• Goodbye, Money-Sucking Empty Buildings, Hello, Better Government?

    American taxpayers are forking over $1.7 billion a year just to maintain empty federal buildings.

    Each year, 12 agencies run 20 programs to study invasive species, to the tune of $1.4 billion a year.

    Leaders of the Government Transformation Initiative Coalition, teaming up with members of Congress, want to change that.

    They’re behind the Government Transformation Act, a bill sponsored by Rep. Cheri Bustos, D-Ill., in the House and soon to drop in the Senate, creating a commission to combine or eliminate redundant and wasteful federal programs and agencies.

    “We have to honor the American people,” Steve Goodrich, CEO at the Center for Organizational Excellence and one of the coalition’s leaders, told the Daily Caller News Foundation.
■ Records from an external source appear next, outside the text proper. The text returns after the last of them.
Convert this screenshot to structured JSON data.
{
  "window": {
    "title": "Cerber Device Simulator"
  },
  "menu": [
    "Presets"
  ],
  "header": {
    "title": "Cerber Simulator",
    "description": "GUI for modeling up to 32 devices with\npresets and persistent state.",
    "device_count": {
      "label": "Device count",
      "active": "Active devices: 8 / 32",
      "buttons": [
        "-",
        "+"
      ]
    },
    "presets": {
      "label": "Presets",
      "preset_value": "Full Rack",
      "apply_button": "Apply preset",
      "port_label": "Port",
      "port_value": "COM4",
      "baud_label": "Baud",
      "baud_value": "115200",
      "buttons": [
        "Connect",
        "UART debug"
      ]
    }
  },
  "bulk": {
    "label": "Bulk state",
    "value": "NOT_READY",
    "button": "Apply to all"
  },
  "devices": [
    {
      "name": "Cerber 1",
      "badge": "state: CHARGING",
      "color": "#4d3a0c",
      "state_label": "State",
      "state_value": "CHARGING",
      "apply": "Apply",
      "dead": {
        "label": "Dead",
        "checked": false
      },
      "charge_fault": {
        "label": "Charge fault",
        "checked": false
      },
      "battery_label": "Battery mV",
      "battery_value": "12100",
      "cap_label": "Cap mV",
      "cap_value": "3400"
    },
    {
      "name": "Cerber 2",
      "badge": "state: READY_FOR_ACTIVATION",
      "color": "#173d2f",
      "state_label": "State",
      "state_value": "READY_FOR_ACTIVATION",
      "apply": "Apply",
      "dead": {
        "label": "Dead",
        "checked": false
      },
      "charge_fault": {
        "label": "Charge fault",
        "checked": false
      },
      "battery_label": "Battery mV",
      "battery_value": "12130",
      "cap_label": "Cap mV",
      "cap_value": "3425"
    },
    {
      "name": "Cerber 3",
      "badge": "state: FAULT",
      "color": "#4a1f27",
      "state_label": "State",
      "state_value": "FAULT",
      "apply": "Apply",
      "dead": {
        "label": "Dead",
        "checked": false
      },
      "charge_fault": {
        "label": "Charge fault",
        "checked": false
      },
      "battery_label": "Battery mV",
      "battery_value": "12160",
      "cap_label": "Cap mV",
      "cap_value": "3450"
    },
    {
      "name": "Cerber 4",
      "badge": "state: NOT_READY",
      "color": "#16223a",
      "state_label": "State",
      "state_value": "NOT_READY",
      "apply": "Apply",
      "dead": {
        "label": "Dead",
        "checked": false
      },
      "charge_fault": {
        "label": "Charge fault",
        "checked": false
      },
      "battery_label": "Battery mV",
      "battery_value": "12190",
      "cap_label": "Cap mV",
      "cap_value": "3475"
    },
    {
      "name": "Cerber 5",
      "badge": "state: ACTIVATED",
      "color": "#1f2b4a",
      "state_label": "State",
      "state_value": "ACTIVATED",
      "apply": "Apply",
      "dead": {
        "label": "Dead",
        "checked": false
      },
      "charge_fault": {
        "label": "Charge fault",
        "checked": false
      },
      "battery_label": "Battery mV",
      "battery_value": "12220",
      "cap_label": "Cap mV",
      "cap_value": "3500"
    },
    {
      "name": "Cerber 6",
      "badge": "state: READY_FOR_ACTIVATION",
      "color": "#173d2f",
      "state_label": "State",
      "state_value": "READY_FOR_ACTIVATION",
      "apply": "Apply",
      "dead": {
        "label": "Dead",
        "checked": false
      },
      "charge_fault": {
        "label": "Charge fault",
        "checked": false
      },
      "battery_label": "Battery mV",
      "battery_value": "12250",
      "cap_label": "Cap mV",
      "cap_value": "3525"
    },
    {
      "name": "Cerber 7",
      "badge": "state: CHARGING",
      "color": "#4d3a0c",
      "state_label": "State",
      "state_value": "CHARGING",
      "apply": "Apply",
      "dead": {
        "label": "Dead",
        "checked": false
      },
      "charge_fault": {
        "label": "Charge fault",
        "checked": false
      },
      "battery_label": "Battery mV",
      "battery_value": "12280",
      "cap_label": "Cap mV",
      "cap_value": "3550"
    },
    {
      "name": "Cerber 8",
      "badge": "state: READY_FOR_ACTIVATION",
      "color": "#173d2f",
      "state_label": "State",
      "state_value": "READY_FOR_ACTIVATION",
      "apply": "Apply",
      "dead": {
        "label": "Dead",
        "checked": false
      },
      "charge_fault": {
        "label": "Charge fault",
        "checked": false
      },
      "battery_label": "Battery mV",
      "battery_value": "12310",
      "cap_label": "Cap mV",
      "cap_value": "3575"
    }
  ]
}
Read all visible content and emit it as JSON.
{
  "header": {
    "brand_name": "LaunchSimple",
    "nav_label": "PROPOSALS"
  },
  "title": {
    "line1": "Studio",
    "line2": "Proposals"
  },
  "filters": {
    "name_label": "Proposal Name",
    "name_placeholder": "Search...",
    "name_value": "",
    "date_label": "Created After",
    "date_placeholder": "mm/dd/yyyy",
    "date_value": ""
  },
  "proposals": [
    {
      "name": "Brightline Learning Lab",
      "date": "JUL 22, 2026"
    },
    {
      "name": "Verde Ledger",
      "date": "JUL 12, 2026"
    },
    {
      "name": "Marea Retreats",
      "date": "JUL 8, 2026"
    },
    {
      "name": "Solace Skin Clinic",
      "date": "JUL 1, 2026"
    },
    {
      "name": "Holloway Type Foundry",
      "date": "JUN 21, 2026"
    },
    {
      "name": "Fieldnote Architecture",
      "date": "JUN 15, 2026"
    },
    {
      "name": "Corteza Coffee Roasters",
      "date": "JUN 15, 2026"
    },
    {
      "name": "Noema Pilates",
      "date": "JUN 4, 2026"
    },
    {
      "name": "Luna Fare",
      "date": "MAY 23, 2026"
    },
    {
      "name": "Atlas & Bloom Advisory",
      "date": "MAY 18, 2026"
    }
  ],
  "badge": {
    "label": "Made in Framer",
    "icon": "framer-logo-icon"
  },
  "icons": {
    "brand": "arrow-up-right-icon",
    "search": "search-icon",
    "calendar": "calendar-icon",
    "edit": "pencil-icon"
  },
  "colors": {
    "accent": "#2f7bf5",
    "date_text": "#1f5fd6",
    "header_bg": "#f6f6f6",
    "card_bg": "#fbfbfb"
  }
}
    The coalition has some experience in fiscal scrutiny, with other leadership members including David Walker, a former Government Accountability Office head, and Barry Melancon, president at the American Institute of Certified Public Accountants.

    But the trick, of course, as with anything in Washington, is making a massive overhaul of the federal government a reality. Ever so often, a new group says it has plans to fundamentally transform the way Washington works, but change comes incrementally, if at all.

    In 2010 for example, President Barack Obama created the National Commission on Fiscal Responsibility and Reform, aka the Simpson-Bowles Commission, to shore up the United States’ fiscal future. But, that committee’s members couldn’t reach marshal enough internal support to report its findings to Congress. Fiscal reform supporters applauded the commission’s work, but it went basically nowhere.

    Last year, CTI worked on similar legislation, and it failed to gain Congress’ approval. Supporters say this attempt could be different.

    The bill requires Congress to take an up-or-down vote on any recommendations-turned legislation from the commission within three days. That would “force the hand of Congress,” as Steve Ellis, vice president of Taxpayers for Common Sense, put it.

    Plus, the commission would have several years’ worth of reports from the Government Accountability Office on duplicative programs.

    “This is really something that did not exist until five years ago,” said Thomas Schatz, president of Citizens against Government Waste. His group favors the bill’s concept, even though it’ll be tricky to accomplish, he said.

    The success or failure of the commission with a $16 annual budget and a proposed six-year authorization rides on the people appointed, Ellis said.

    “It’ll depend somewhat on who gets appointed,” Ellis said.

    As it stands, the proposed commission would “be an arm of Congress,” Goodrich said, made up of seven members — four appointed by leaders in the House and Senate, and three appointed by the president.

    The members are supposed to be “individuals with recognition for their expertise in agencies, efficiency, waste reduction, finance and economics,” the legislation says, and can’t be a current government employee or lawmaker.

    On top of that, no more than three of the seven members can be registered under the same party. So, by default, the composition has to be three Republicans, three Democrats, and one political independent or other third-party identifier.

    But, four people constitutes a quorum on the commission, meaning one party could run the show and come up with proposals Congress votes down.

    The proposal has other challenges, too. CTI leaders say the goal is to pair down programs and costs, but the proposed bill’s language is broad.

    Members are supposed to “review work” of federal agencies, “analyze organizational practices and management challenges of federal agencies and make recommendations,” and “assess federal programs for economy, efficiency, and effectiveness,” the bill says. The language doesn’t mention specific reforms to tackle.

    Plus, any savings  produced by the commission probably won’t end up in taxpayers’ pockets. Those savings, Goodrich said, will be redirected to the U.S. Department of Treasury, probably to help pay down the ballooning national debt.

    It’s a behemoth of a task, but Ellis said more efficiency is better than none, even if past attempts to do something like this have failed.

    ‘That shouldn’t stop us from trying again,” Ellis said.